What is not the goal (at least not in this repo):

  • Decompilation into some high level language like C or C++.
  • Other instruction set architectures support like MIPS, x86, amd64, ARM, PowerPC and so on.

Current state

Features

  • All M68000 instructions supported
  • It generates GNU AS compatible listing, that may be translated back to machine code using m68k-none-elf-as in the way that it matches original binary file, no matter what.
  • It generates labels for all jump instructions (JSR, JMP, BRA, Bcc and DBcc) if jump location is inside the code being disassembled. This feature can be enabled with -flabels, -frel-labels and -fabs-labels options, all at once. It also generates labels for some data accessing instructions (namely: NBCD, PEA, LEA, CMP, SUB, ADD, MOVEM and MOVE) and this behavior enabled with the same options as per jump instructions. It is possible to implement this for all of the rest instructions, but it just has to be done if someone needs it.
  • Traced disassembling - you can provide a PC trace table file with option --pc-trace=file to disassemble only what is supposed to be instructions and leave all the rest as raw data. Otherwise it will try to disassemble everything.

Limitations

  • Motorola 68000 only supported. That means no 68010 support or any 680x0, except 68000. No ColdFire support.
  • Code must be aligned to 2 bytes boundary. All PC trace values have to be dividable by 2 without remaining. That limitation has been put into design from the beginning, because 68000 cannot perform unaligned word and long memory access, including instruction fetch. This is not true for some of 680x0 variations.
  • Base address is always assumed to be 0x00000000.
  • Maximum binary size is 4MiB.
  • Labels for locations outside of the code being disassembled are not generated, they remain as raw address arguments and/or PC-relative offset arguments.

Meta

Authors:

This is free and unencumbered software released into the public domain. See UNLICENSE for more information.

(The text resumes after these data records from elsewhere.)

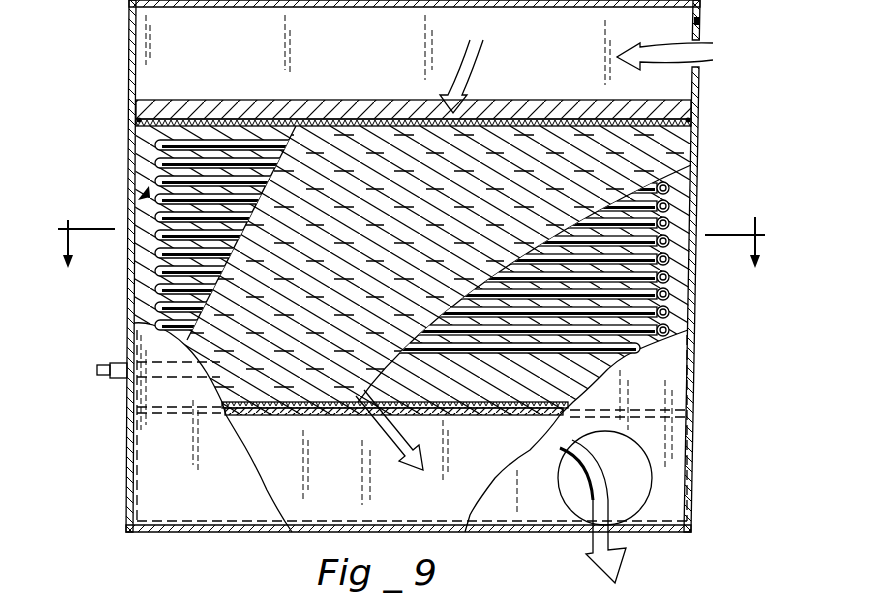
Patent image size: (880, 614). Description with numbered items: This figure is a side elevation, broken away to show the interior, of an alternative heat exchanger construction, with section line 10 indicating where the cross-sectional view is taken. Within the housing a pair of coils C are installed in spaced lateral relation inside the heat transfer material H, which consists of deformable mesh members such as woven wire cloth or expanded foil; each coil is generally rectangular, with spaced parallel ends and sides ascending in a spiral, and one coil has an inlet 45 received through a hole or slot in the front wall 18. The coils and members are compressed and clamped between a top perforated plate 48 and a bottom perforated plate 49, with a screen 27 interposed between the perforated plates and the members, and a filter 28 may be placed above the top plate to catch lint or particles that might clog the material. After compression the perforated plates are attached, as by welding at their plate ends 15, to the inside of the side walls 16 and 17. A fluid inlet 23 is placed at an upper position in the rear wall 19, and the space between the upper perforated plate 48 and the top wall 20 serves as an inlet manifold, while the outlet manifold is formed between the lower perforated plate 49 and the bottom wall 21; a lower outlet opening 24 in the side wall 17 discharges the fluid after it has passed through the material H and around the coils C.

The section line 10 is at (413, 261).
The plate end joint 15 is at (137, 117).
The side wall 16 is at (375, 43).
The side wall 17 is at (148, 473).
The front wall 18 is at (130, 167).
The rear wall 19 is at (697, 167).
The top wall 20 is at (483, 5).
The bottom wall 21 is at (408, 525).
The fluid inlet 23 is at (700, 22).
The lower outlet opening 24 is at (641, 466).
The screen 27 is at (278, 127).
The filter 28 is at (477, 119).
The inlet 45 is at (108, 362).
The top perforated plate 48 is at (338, 120).
The bottom perforated plate 49 is at (322, 415).
The coil C is at (243, 140).
The heat transfer material H is at (132, 200).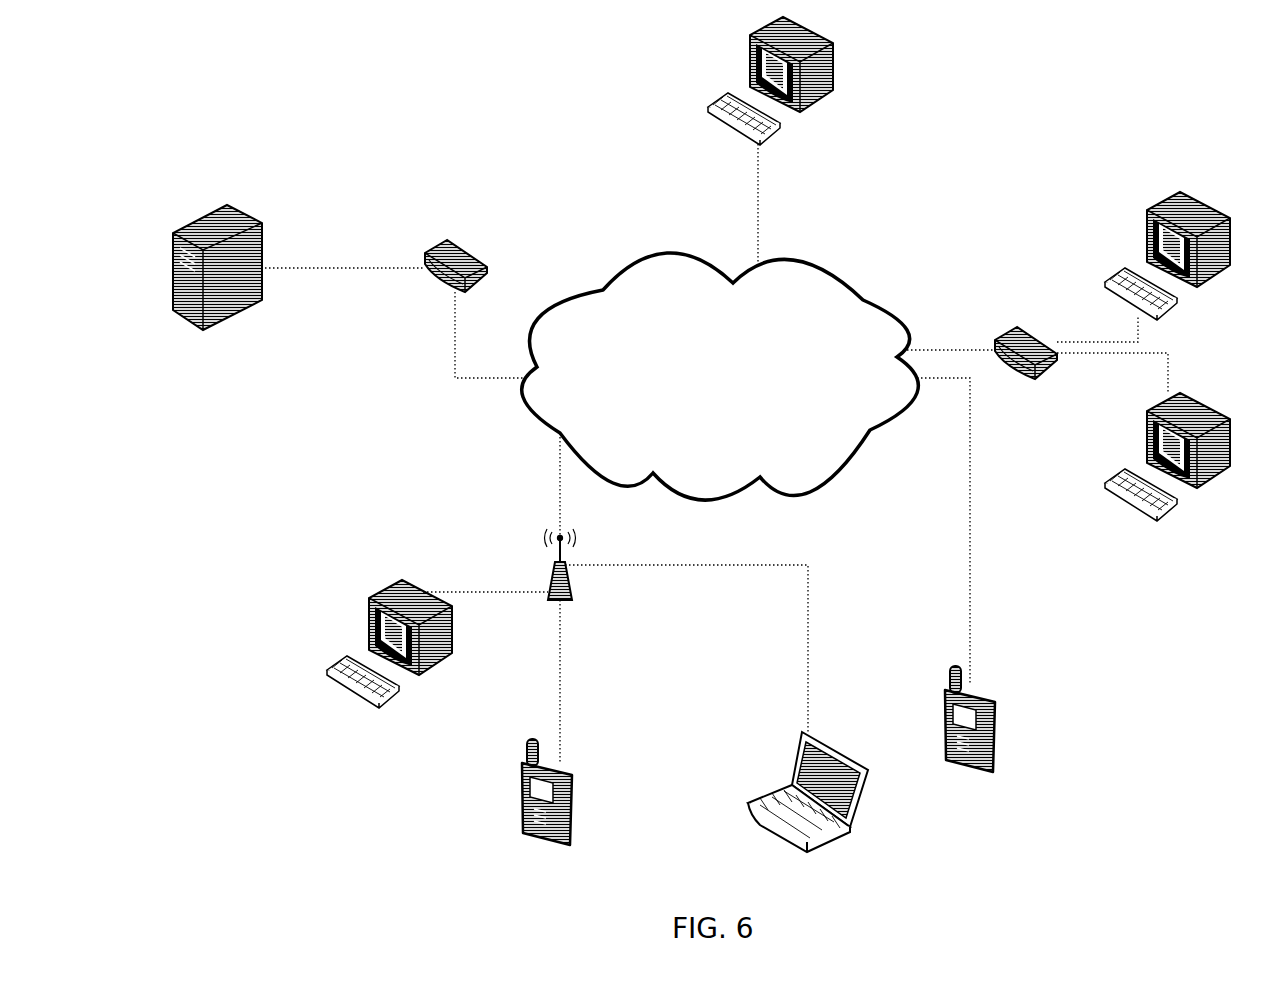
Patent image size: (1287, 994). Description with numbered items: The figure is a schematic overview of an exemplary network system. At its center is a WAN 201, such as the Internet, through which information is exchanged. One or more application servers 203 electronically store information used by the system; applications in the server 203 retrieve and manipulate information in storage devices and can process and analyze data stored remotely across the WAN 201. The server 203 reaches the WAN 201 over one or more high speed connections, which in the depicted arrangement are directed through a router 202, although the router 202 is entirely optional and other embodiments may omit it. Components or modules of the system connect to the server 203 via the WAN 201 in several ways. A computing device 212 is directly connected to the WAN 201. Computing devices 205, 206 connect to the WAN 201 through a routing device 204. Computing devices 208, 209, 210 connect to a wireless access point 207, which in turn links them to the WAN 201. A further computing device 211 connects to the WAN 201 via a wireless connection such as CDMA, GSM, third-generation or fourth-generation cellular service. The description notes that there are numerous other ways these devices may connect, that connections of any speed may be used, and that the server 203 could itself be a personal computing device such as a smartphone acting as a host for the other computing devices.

This repository includes source code of other projects:

Resources used to implement the disassembler (this set is more than sufficient to support all of M68000 instructions):

Contributing

I will eventually put this repo on GitHub, I guess. You can create issues and pull requests there. You can email me directly to ask a question, send a patch or discuss problems if you prefer this over GitHub.

I decided to go without code formatting standard for now. Just be nice to not mix up spaces with tabs (use spaces everywhere) if you are sending patch or pull request and that's it.

C++ STL is not welcomed here. Almost every STL header (besides C standard library wrappers like cstring or cstdio) increases compilation times significantly. This disassembler is used to be developed on Celeron N4000 machine with eMMC memory instead of SSD and it is very sensitive to STL bullshit increasing compile times. Please, make sure you don't use any compile time heavy headers. If you really need something like hashmap or RB-tree, then bring some tiny MIT/BSD/Unlicense library from somewhere or write it yourself.

Run tests when the work is done to make sure you didn't break anything.